Recent Progress to Address AMR

There has been some recent progress made in the fight against AMR. In the past few months, stakeholders across the public and private sectors have taken critical steps to combat superbugs.

The U.S. Department of Health and Human Services included $828 million in its fiscal year 2023 budget for the Biomedical Advanced Research and Development Authority to advance biosecurity and medical countermeasures. The funding will support BARDA’s Broad-Spectrum Antimicrobials Program, which oversees the federal government’s efforts to bring more novel antibacterials through clinical development.

The budget also includes a plan to decouple an antimicrobial manufacturer’s revenue from the volume of the drug sold — and instead have the government provide developers of newly approved antimicrobials with a set, annual payment. This proposal aligns with the PASTEUR Act currently under consideration in Congress, which would help fix the broken market for antimicrobials — and encourage the development of new medications to help fight antibiotic resistance.

Meanwhile, the AMR Action Fund — the world’s largest partnership between some leading pharmaceutical companies and non-business entities like the World Health Organization and the global charitable organization Wellcome that is focused on combatting AMR — has committed to investing at least $1 billion in small biotech companies to help bring up to four novel antibiotics to patients by 2030. This spring, the organization announced its first round of investments to Maryland-based Adaptive Phage Therapeutics and Pennsylvania-based Venatorx Pharmaceuticals.

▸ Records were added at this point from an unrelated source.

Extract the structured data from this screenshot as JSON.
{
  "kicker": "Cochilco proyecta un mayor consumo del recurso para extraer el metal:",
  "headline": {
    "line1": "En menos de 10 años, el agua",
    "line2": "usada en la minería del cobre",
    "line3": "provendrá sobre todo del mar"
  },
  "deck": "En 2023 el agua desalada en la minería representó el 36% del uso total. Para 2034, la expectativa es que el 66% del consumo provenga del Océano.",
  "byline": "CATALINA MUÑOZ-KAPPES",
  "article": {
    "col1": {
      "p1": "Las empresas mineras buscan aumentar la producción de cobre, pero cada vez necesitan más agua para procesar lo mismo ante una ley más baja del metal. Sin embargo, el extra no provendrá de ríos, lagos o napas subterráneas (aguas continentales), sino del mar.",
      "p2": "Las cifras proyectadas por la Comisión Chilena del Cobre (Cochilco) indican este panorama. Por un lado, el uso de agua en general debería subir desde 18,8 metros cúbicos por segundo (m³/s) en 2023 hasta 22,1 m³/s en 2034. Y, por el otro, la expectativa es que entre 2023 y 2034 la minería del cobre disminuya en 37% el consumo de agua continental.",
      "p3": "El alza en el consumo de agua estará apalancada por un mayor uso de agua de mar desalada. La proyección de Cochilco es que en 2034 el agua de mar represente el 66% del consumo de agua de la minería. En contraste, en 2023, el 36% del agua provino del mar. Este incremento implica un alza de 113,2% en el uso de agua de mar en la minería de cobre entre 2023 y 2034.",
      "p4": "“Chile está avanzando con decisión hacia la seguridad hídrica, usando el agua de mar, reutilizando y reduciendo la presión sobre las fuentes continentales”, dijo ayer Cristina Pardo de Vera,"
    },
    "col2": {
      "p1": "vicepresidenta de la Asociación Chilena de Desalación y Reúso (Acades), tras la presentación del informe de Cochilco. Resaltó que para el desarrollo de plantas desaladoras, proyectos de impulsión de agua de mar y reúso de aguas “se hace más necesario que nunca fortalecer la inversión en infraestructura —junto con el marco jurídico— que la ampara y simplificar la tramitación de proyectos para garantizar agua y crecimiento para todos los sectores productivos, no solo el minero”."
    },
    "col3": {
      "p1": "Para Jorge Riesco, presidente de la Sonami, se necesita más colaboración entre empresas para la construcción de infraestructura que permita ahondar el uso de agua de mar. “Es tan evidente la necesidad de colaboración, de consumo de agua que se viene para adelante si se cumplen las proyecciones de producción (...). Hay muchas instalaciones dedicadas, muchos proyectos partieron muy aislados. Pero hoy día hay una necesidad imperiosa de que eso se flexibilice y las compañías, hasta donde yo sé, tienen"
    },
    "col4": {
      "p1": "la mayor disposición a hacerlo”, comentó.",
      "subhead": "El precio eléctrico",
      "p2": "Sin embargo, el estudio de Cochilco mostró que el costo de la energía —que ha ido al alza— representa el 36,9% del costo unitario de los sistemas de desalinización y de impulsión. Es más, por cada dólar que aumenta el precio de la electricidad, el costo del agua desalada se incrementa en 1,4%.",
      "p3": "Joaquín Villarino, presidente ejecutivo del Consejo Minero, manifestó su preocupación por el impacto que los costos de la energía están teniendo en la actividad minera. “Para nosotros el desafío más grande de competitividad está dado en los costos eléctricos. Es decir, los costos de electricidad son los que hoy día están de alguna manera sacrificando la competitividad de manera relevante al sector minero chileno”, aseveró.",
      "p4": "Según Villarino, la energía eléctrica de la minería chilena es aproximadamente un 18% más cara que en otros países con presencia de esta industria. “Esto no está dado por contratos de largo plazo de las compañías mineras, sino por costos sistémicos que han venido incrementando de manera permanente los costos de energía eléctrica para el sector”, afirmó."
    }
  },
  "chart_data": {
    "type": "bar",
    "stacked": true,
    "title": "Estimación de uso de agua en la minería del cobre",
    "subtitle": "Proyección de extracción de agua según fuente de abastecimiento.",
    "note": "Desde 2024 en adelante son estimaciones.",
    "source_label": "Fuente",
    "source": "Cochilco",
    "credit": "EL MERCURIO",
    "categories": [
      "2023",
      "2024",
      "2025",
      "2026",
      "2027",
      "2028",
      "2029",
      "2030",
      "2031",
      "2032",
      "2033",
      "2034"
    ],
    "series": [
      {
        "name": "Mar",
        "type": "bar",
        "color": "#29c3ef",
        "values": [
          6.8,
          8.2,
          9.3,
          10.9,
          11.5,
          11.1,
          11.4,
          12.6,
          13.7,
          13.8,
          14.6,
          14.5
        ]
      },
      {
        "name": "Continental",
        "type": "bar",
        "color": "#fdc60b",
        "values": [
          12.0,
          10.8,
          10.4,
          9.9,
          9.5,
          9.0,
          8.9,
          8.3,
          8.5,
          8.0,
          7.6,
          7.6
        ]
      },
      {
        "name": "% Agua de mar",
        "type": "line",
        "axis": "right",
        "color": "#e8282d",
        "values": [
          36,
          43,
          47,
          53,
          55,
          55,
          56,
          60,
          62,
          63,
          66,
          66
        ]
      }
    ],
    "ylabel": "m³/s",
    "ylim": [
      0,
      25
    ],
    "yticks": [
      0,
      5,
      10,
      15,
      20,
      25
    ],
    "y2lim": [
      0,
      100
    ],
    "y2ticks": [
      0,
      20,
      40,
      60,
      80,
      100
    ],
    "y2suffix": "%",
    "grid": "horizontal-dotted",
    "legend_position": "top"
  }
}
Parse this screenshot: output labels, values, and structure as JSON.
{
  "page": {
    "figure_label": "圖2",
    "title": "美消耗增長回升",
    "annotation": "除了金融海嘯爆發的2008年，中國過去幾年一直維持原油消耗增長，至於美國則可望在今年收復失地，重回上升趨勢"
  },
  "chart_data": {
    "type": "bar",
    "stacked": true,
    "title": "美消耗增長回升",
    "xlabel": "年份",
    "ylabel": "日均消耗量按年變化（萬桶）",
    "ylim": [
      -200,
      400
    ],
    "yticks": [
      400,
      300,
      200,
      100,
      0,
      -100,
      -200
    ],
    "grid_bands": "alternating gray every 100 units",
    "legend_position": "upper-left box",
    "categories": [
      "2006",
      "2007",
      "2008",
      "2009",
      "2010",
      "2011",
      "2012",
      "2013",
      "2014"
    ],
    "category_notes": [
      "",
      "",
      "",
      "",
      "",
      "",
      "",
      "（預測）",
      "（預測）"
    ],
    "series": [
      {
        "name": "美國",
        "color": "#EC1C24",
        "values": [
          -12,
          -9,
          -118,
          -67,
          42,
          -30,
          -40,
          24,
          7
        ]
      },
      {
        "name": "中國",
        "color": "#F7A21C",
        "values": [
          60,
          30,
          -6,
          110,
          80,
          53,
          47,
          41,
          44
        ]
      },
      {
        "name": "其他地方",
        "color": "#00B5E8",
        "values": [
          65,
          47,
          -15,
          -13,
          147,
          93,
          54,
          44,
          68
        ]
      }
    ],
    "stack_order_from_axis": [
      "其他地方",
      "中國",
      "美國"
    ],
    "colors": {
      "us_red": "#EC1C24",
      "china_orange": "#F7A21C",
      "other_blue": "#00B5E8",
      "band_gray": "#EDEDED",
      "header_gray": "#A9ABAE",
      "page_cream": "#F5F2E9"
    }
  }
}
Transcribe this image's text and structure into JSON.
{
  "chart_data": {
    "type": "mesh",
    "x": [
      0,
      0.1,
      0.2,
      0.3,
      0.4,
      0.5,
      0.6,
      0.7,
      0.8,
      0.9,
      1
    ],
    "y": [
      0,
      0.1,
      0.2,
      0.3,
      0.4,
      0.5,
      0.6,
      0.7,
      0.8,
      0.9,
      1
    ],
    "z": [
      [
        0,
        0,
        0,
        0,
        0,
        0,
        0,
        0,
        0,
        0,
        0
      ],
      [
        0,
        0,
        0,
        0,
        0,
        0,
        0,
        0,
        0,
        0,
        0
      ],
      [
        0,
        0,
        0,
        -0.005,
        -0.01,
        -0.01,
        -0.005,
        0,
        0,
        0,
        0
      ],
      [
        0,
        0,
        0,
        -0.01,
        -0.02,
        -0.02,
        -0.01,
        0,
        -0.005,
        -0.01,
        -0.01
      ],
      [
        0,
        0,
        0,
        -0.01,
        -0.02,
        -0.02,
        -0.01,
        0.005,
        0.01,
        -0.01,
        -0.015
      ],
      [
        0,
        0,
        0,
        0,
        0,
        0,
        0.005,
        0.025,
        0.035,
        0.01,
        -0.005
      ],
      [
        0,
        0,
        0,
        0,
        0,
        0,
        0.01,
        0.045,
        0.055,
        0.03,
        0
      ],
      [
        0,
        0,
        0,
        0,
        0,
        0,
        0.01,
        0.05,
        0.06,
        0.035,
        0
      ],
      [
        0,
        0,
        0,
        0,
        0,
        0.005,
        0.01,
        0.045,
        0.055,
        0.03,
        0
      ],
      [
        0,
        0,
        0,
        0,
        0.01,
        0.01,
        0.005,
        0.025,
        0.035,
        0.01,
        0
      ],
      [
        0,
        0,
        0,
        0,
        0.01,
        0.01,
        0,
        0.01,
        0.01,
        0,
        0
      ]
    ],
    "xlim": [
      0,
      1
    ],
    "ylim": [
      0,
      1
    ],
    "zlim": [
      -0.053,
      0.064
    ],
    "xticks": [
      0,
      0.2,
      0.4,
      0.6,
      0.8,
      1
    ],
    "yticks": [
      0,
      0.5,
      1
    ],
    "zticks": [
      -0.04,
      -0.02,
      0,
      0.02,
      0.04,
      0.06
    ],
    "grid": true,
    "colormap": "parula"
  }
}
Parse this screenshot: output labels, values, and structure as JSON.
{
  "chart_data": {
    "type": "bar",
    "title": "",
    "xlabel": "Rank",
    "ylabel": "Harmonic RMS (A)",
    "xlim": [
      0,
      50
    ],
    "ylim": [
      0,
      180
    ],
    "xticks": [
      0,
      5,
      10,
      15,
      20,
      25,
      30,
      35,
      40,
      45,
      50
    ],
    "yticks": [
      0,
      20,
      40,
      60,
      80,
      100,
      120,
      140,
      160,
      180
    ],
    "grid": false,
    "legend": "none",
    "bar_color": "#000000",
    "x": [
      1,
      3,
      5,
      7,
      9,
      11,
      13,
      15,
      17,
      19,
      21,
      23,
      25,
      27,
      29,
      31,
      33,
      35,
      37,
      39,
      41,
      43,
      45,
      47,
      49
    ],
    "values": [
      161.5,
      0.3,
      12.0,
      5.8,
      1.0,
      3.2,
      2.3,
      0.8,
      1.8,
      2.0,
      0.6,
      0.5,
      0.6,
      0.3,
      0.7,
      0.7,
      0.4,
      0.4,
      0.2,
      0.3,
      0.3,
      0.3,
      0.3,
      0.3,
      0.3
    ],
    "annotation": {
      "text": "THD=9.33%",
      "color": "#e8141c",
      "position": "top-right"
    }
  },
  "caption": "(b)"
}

Earlier this year, the HHS and Wellcome also renewed their financial support of CARB-X, a non-profit led by Boston University working to accelerate early-stage antibacterial research and development. BARDA within the HHS and Wellcome committed up to $370 million over the next 10 years.

Looking Ahead to Closing the Gaps

Like so many other healthcare issues, AMR has an outsized impact on the most vulnerable communities in the United States. As the unsettling data from the CDC and other researchers have revealed, these AMR-related disparities are rooted in the systemic inequities in our health system.
Effectively addressing AMR will also require addressing these health equity gaps to eliminate the risk of superbugs for everyone — no matter their race, ethnicity, socioeconomic status, or gender.